While such concerns should spark the intellectual curiosity of students seeking to master this question, they are somewhat tangential to the task at hand. Indeed, the question we have before us on relations between the United States and Latin America between 1933 and 2017 takes a conventional approach to the subject that draws heavily from the theoretical frameworks and scholarship of the field of international relations, and, to a lesser extent, from the fields of diplomatic history and American government (in other words, the study of American political institutions and processes). The main objective is to understand the political dynamics, strategic and economic interests, and ideologies that shaped US policies in Latin America, the goals of these policies, and their consequences for the United States and for countries in the region. As for the political forces driving these policies, the influence of non-state actors (for example, multinational corporations, human rights and environmental advocacy groups, the Catholic Church) should not be overlooked, but the focus remains primarily on policymakers and institutions in Washington (the Executive Branch, the State Department, the CIA, and the US Congress), Latin American political leaders, inter-American and international organizations, and the interventions of other nations in the Western Hemisphere. 

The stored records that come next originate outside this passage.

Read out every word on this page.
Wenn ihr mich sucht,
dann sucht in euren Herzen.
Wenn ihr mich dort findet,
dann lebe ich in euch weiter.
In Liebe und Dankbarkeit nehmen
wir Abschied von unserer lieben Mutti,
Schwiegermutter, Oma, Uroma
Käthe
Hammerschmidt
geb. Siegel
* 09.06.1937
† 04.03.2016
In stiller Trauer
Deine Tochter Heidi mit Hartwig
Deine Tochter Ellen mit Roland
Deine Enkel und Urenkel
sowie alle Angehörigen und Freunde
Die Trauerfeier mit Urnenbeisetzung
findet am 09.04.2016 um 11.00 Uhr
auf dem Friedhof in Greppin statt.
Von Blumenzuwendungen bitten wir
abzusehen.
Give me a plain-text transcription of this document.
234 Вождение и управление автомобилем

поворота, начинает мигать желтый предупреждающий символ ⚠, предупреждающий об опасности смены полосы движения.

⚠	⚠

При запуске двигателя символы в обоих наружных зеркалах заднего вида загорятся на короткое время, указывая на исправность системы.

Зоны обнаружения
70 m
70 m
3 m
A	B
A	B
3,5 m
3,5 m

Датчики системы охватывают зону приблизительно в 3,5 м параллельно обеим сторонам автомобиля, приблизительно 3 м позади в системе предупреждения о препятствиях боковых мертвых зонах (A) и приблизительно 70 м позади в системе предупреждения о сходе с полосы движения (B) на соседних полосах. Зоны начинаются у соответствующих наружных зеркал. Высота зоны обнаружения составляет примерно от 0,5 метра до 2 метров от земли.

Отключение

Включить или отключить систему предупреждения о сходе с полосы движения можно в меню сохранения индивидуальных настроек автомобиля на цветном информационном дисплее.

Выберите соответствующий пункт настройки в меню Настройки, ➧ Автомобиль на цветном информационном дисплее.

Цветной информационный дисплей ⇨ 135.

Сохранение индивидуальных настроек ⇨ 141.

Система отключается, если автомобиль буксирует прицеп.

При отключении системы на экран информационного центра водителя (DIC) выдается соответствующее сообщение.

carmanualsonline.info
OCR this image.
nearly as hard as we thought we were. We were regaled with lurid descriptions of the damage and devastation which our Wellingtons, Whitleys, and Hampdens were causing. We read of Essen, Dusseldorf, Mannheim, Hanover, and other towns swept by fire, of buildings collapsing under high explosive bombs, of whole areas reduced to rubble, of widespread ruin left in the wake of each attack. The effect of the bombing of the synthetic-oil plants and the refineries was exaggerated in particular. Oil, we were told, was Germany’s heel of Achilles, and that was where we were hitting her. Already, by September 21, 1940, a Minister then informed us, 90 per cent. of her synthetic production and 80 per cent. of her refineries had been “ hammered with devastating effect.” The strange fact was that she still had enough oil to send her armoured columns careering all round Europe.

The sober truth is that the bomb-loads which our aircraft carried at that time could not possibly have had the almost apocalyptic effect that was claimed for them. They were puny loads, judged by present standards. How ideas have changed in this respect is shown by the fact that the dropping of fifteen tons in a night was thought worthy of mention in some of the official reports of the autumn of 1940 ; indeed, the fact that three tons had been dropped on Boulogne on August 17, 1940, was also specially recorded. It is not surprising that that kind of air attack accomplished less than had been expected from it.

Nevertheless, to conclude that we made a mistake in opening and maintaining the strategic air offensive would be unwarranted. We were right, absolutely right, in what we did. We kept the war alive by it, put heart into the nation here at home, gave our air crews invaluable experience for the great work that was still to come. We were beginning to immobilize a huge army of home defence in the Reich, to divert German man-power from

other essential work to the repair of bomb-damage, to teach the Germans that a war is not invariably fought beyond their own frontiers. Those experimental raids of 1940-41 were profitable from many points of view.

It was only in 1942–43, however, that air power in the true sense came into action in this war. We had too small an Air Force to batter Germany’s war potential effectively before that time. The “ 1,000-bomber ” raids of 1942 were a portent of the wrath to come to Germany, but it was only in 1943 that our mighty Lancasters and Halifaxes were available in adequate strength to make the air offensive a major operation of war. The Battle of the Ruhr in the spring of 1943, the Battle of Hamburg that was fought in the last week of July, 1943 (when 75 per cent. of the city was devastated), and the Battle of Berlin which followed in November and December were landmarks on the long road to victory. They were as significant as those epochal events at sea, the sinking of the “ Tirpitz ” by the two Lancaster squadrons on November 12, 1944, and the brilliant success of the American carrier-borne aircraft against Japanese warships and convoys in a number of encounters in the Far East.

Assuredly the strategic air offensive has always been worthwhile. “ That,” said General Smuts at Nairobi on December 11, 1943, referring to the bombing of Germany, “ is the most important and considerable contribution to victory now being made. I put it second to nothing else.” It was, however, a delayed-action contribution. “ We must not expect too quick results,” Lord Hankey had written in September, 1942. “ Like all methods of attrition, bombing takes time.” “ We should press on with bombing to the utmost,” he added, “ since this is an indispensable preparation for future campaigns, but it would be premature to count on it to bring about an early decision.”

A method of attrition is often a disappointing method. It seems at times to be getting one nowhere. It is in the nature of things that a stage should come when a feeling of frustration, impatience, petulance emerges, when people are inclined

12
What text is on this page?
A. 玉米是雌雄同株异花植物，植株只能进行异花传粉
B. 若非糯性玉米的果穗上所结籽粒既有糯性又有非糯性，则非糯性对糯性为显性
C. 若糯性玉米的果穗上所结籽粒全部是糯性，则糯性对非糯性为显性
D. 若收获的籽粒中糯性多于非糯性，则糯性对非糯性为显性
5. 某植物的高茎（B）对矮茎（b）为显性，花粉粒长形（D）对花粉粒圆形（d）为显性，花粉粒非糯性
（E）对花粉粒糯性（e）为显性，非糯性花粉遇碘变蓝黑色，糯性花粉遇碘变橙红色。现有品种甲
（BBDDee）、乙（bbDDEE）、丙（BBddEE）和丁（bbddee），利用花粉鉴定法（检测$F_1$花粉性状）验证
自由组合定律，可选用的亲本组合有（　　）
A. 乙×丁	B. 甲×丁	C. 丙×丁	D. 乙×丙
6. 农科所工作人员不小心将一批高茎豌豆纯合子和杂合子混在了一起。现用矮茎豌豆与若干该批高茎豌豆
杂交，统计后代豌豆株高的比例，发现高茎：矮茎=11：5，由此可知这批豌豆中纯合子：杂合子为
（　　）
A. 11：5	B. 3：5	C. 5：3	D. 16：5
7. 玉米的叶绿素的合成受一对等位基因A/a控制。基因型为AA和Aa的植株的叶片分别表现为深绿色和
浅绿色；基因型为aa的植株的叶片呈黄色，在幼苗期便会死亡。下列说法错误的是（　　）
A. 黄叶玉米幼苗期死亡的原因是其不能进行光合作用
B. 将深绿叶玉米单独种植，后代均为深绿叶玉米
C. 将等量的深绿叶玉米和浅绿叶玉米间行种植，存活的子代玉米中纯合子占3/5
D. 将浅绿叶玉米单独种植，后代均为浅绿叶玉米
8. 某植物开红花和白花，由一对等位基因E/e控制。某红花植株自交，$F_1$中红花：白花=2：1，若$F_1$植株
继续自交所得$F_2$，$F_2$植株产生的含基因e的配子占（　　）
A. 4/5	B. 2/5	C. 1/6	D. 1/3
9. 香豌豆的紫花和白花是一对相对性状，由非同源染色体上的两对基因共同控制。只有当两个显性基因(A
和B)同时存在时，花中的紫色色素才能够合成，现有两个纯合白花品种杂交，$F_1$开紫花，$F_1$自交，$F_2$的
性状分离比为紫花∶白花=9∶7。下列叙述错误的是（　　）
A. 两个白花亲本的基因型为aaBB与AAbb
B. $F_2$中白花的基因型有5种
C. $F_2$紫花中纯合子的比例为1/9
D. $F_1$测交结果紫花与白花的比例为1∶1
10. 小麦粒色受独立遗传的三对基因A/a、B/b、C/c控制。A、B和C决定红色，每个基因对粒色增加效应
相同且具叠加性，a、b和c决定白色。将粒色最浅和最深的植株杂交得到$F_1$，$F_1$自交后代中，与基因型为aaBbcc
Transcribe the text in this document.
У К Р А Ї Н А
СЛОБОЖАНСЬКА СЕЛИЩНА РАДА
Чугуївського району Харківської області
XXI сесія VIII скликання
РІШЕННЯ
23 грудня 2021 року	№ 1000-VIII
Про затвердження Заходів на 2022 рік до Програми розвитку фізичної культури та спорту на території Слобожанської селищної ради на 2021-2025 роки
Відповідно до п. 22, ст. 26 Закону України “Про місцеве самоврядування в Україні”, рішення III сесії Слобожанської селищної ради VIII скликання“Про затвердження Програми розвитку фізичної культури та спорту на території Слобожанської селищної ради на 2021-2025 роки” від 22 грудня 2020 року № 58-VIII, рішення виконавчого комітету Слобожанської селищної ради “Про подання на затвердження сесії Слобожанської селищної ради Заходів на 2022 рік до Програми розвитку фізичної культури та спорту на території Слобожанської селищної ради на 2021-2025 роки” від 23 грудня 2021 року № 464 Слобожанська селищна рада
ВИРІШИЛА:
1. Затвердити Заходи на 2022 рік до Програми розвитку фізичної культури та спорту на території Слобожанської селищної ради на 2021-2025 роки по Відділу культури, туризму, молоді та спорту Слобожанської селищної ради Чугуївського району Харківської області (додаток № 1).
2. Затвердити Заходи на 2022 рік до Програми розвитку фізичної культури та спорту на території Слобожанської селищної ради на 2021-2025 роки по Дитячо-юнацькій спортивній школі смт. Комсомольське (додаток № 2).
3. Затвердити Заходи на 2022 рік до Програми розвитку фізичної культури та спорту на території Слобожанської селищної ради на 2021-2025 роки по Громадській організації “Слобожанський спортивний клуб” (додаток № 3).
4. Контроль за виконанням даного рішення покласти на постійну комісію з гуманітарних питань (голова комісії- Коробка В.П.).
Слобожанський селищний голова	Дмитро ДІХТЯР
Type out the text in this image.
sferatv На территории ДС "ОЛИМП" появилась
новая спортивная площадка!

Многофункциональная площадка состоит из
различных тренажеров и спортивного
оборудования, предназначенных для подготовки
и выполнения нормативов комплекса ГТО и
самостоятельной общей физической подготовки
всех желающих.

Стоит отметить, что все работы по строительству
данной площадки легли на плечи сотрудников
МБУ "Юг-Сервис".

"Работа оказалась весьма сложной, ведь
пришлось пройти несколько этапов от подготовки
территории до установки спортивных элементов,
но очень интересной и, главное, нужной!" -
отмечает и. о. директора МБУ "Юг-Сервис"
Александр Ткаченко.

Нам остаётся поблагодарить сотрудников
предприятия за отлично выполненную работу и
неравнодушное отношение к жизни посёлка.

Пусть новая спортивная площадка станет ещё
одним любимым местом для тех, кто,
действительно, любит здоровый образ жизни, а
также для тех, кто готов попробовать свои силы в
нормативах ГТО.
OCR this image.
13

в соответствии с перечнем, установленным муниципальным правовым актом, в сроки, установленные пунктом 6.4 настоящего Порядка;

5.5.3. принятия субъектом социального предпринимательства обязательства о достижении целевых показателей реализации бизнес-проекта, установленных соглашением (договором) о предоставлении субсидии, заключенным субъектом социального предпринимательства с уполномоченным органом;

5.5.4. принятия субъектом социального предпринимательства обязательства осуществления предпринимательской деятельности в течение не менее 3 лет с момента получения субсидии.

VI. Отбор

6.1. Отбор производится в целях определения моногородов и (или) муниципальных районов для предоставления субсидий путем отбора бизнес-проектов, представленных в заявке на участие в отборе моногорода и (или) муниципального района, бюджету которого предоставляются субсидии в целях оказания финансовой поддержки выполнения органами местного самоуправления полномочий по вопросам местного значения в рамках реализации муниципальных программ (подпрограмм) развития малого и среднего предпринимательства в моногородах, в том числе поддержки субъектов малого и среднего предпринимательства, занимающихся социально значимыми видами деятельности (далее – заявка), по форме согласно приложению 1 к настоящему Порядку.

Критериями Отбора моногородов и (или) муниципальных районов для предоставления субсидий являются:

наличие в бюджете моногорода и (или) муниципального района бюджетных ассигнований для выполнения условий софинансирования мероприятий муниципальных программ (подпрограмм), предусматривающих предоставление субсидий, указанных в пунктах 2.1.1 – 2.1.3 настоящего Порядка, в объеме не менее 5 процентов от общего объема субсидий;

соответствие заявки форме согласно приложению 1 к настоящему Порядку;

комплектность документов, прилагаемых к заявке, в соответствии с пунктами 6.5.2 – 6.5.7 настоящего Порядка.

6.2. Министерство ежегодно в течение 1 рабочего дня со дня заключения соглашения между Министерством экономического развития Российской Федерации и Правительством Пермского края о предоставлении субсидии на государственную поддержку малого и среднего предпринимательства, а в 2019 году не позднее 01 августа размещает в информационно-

In terms of periodization, aside from the early period of Franklin D. Roosevelt’s New Deal administration in the 1930s and 1940s, the Cold War represents the heart of the chronological framework, with the decades following 1989 viewed through the lens of the transition to a multipolar landscape in which US hegemony in the region became increasingly more complicated and the geopolitical stakes in Latin America more varied. In terms of geography, the question requires particular attention to Mexico, Central America, and the Caribbean, though relations with the countries of South America, from Colombia to Chile in the West, and from Venezuela to Argentina in the East, are to be studied in moments when affairs in these countries posed significant strategic geopolitical threats to the United States.